As we discussed in the previous write-ups, there are two factors that are key for successful garbage collection. The first work is to identify the garbage objects (objects that are no longer used) and the second work is to actually clean them up. Apart for cleaning up, the garbage collection algorithm also does memory organization by relocating objects in heap.

Garbage Collection - A Closer Look

In the case of Sun Hotspot JVM, the garbage collection takes place using generational collector. Basically, there are two postulates based on which the generational collector works and they are
  • Most of the objects (more than 90% of the objects) are short lived. They die as soon as they are created.
  • A smaller percentage of the objects are long lived. They live almost till the JVM is live.
Based on this two postulates, Sun Hotspot JVM has designed the garbage collection algorithm. The entire heap is sub-divided into two regions - Young generation and Old generation. The young generation is smaller in size when compared to the older generation. Initially the objects are created in the young generation and they are promoted to older generation, if they live long. JVM employs two difference garbage collection algorithm in young and old generation as they nature of the objects varies. The following diagram gives a pictorial representation of JVM heap.

Figure - 1

2 comments:

Unknown said...

I went through all your blogs (atleast related to GC). I would really like to appreciate your efforts in sharing your understanding on them and putting them in an intseresting and understandable way. With the level of understanding I have with GC ( though not as deep as you), I have had quite a few questions all the time. It might be stupid or lack of complete knowledge or little understanding with C++, but, i always thought that there should be a way to enforce the destruction of obejcts programatically. This is just my opinion and not challening the behaviour of JVM. When you say that you can make an object to be eligible for GC, you are sure that you can not access it any more (even if GC has not run immedietley). So, I think if you say System.gc, it should remove the object. Even though there is a trade off in few more threads getting spawned for the destruction of objects, there have been a demand for more amount of heap size for certain programs/applications requiring more no. of objects. So, if there is an option to destroy objects programatically, we might also have had enforced some thing like finnally/finalize to destroy objects. This might have even been made a convention. This might affect performance during run time due to extra processing, but on the other end, lack of this causes overflow and requires better hardware all the time for high weight applications. What say? I might be wrong.

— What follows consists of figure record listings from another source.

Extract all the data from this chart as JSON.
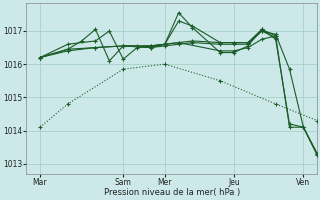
{
  "background_color": "#cce8e8",
  "grid_color": "#a8d0c8",
  "line_color": "#1a5c28",
  "xlabel": "Pression niveau de la mer( hPa )",
  "ylim": [
    1012.7,
    1017.85
  ],
  "yticks": [
    1013,
    1014,
    1015,
    1016,
    1017
  ],
  "xlim": [
    0,
    21
  ],
  "x_ticks_labels": [
    "Mar",
    "Sam",
    "Mer",
    "Jeu",
    "Ven"
  ],
  "x_ticks_pos": [
    1,
    7,
    10,
    15,
    20
  ],
  "series": [
    {
      "x": [
        1,
        3,
        5,
        7,
        9,
        10,
        11,
        12,
        14,
        15,
        16,
        17,
        18,
        19,
        20,
        21
      ],
      "y": [
        1016.2,
        1016.45,
        1016.5,
        1016.55,
        1016.5,
        1016.6,
        1016.65,
        1016.7,
        1016.65,
        1016.65,
        1016.65,
        1017.0,
        1016.9,
        1015.85,
        1014.1,
        1013.3
      ],
      "ls": "-"
    },
    {
      "x": [
        1,
        3,
        5,
        7,
        9,
        10,
        11,
        12,
        14,
        15,
        16,
        17,
        18
      ],
      "y": [
        1016.2,
        1016.4,
        1016.5,
        1016.55,
        1016.5,
        1016.55,
        1016.6,
        1016.65,
        1016.6,
        1016.6,
        1016.6,
        1017.0,
        1016.8
      ],
      "ls": "-"
    },
    {
      "x": [
        1,
        3,
        5,
        6,
        7,
        8,
        9,
        10,
        11,
        12,
        14,
        15,
        16,
        17,
        18,
        19,
        20,
        21
      ],
      "y": [
        1016.2,
        1016.6,
        1016.7,
        1017.0,
        1016.15,
        1016.5,
        1016.55,
        1016.6,
        1017.3,
        1017.15,
        1016.65,
        1016.65,
        1016.65,
        1017.05,
        1016.75,
        1014.2,
        1014.1,
        1013.3
      ],
      "ls": "-"
    },
    {
      "x": [
        1,
        3,
        4,
        5,
        6,
        7,
        8,
        9,
        10,
        11,
        14,
        15,
        16,
        17,
        18
      ],
      "y": [
        1016.2,
        1016.45,
        1016.7,
        1017.05,
        1016.1,
        1016.55,
        1016.55,
        1016.55,
        1016.6,
        1016.65,
        1016.4,
        1016.4,
        1016.5,
        1016.75,
        1016.85
      ],
      "ls": "-"
    },
    {
      "x": [
        1,
        3,
        7,
        10,
        14,
        18,
        21
      ],
      "y": [
        1014.1,
        1014.8,
        1015.85,
        1016.0,
        1015.5,
        1014.8,
        1014.3
      ],
      "ls": ":"
    },
    {
      "x": [
        7,
        9,
        10,
        11,
        12,
        14,
        15,
        16,
        17,
        18,
        19,
        20,
        21
      ],
      "y": [
        1016.55,
        1016.55,
        1016.6,
        1017.55,
        1017.1,
        1016.35,
        1016.35,
        1016.55,
        1017.05,
        1016.85,
        1014.1,
        1014.1,
        1013.25
      ],
      "ls": "-"
    }
  ]
}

Lakshmi Narayanan N said...

You are right. Interestingly, the JVM specification does not enforce the existence of a garbage collector. As long as infinite memory is invented, JVM implementors have to live with some garbage collectors. That said, in real time there are two heuristics that comes into the picture.
1. Most objects are short lived
2. Little objects have more longevity.

I would like to stress that this is not an assumption but a research study.

Yes, Heavy weight applications are going to require more memory. Even if you provide programmatic way to initiate GC, you will still run into resource issues.

The current JVM throws OutOfMemoryError only when the resources are not available. Before throwing error, it makes every possible attempt to continue the application. I am going to write more on GC in coming article and keep watching. you might get an answer.